Dari video durasi (hanya) 15 detik, saya merasakan getar kebahagiaan bercampur haru. Mempelai perempuan kerap mengusap air mata, duduk didampingi sanak kerabat. Layar besar dipasang di panggung, terlihat penganten pria berjabat tangan dengan penghulu, sembari mengucap janji sakral.
Melalui caption yang ditulis, cukuplah saya seperti diajak berkilas balik. Menyimak perjuangan berliku menjumpa tambatan hati, menempuh waktu yang tidak sebentar.
Saya membayangkan, beratnya mempelai melewati hari-hari bergulat emosi.

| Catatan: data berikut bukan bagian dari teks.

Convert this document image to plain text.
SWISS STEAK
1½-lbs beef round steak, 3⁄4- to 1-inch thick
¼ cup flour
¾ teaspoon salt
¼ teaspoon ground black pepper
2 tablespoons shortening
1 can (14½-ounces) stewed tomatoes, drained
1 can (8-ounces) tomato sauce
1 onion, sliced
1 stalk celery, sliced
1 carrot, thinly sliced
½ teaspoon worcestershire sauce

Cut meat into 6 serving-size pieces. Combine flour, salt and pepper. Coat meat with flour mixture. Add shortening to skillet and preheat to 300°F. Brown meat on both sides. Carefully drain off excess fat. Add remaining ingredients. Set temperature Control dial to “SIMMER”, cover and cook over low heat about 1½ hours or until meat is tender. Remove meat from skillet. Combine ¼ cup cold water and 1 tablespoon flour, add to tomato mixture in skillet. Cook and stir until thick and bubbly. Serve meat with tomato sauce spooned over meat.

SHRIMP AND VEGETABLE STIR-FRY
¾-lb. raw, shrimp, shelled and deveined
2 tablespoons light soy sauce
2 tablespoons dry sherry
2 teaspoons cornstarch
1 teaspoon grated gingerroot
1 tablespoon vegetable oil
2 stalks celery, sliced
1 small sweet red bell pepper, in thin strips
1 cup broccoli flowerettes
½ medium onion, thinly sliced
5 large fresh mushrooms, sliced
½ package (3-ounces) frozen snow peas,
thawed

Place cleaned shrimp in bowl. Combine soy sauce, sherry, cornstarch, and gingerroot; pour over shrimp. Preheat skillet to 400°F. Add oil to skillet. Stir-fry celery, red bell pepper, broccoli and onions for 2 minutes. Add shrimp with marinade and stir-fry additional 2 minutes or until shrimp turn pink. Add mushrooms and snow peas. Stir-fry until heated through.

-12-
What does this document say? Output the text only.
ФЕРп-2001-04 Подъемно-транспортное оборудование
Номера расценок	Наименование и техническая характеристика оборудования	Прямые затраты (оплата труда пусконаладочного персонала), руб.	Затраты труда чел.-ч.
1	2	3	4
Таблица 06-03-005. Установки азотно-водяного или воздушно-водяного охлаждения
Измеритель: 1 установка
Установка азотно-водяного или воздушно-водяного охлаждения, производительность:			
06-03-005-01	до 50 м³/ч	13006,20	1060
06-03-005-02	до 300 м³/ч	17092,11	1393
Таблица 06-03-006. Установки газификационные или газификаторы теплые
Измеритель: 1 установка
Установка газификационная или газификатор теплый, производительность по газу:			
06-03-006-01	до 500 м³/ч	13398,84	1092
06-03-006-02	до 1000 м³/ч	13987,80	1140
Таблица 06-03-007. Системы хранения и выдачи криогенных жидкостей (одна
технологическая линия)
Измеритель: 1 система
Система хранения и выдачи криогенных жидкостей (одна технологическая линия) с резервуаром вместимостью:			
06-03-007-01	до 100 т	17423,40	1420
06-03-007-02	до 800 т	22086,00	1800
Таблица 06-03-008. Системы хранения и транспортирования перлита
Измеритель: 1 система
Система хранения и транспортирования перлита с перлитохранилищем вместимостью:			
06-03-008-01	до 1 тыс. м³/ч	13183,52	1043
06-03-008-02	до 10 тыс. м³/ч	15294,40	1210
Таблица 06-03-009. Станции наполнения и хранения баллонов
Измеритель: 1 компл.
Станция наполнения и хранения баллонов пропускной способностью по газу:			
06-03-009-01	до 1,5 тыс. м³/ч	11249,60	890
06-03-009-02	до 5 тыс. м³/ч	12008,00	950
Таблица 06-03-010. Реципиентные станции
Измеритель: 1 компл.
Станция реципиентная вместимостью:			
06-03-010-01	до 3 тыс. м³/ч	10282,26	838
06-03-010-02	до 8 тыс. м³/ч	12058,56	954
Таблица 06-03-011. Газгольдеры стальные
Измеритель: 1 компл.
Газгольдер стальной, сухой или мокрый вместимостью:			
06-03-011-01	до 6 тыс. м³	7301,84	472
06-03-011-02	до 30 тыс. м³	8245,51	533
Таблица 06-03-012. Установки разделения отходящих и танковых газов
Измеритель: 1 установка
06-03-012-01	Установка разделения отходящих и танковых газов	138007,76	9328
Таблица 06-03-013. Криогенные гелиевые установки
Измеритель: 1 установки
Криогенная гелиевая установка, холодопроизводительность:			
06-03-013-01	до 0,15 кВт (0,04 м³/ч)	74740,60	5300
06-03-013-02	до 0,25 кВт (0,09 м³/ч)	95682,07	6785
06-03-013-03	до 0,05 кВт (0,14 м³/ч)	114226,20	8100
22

Menghadapi sinis orang sekitar, baik yang terang-terangan atau diam-diam menjatuhkan mental.
Sekaligus saya tidak menyangsikan, betapa naik turun ujian kesabaran dialami. Menghalau serentetan serangan, yang datang dari luar, dari orang tedekat (ternyata menjadi musuh), atau dari dalam diri sendiri.
Soal belahan jiwa sungguh misteri, kehadirannya tidak bisa sangka, tak bisa menuruti kemauan diri sendiri. Ada yang cepat ada yang lambat, ada yang dimudahkan, dan tidak jarang ada yang musti melewati batu terjal kesabaran.
Manusia lemah tiada daya, tak ada pilihan selain menjalani ketentuan-Nya dengan sebaik kemampuan. Meyakini di setiap kejadian adalah terbaik, niscaya akan mendewasakan dan menempa kekuatan mental.
----
Selain dulu mengalami sendiri, di sekitar saya tidak sedikit orang menempuh perjuangan menemukan pasangan jiwa. Kegelisahan itu ada yang ditampakan (karena kenal baik), ada yang disimpan sendiri, ada yang sampai tahapan pasrah. Ada yang masih mempertahankan nyala semangat, ada yang tak peduli tapi baper omongan orang, ada yang "sudahlah gue nggak merrid".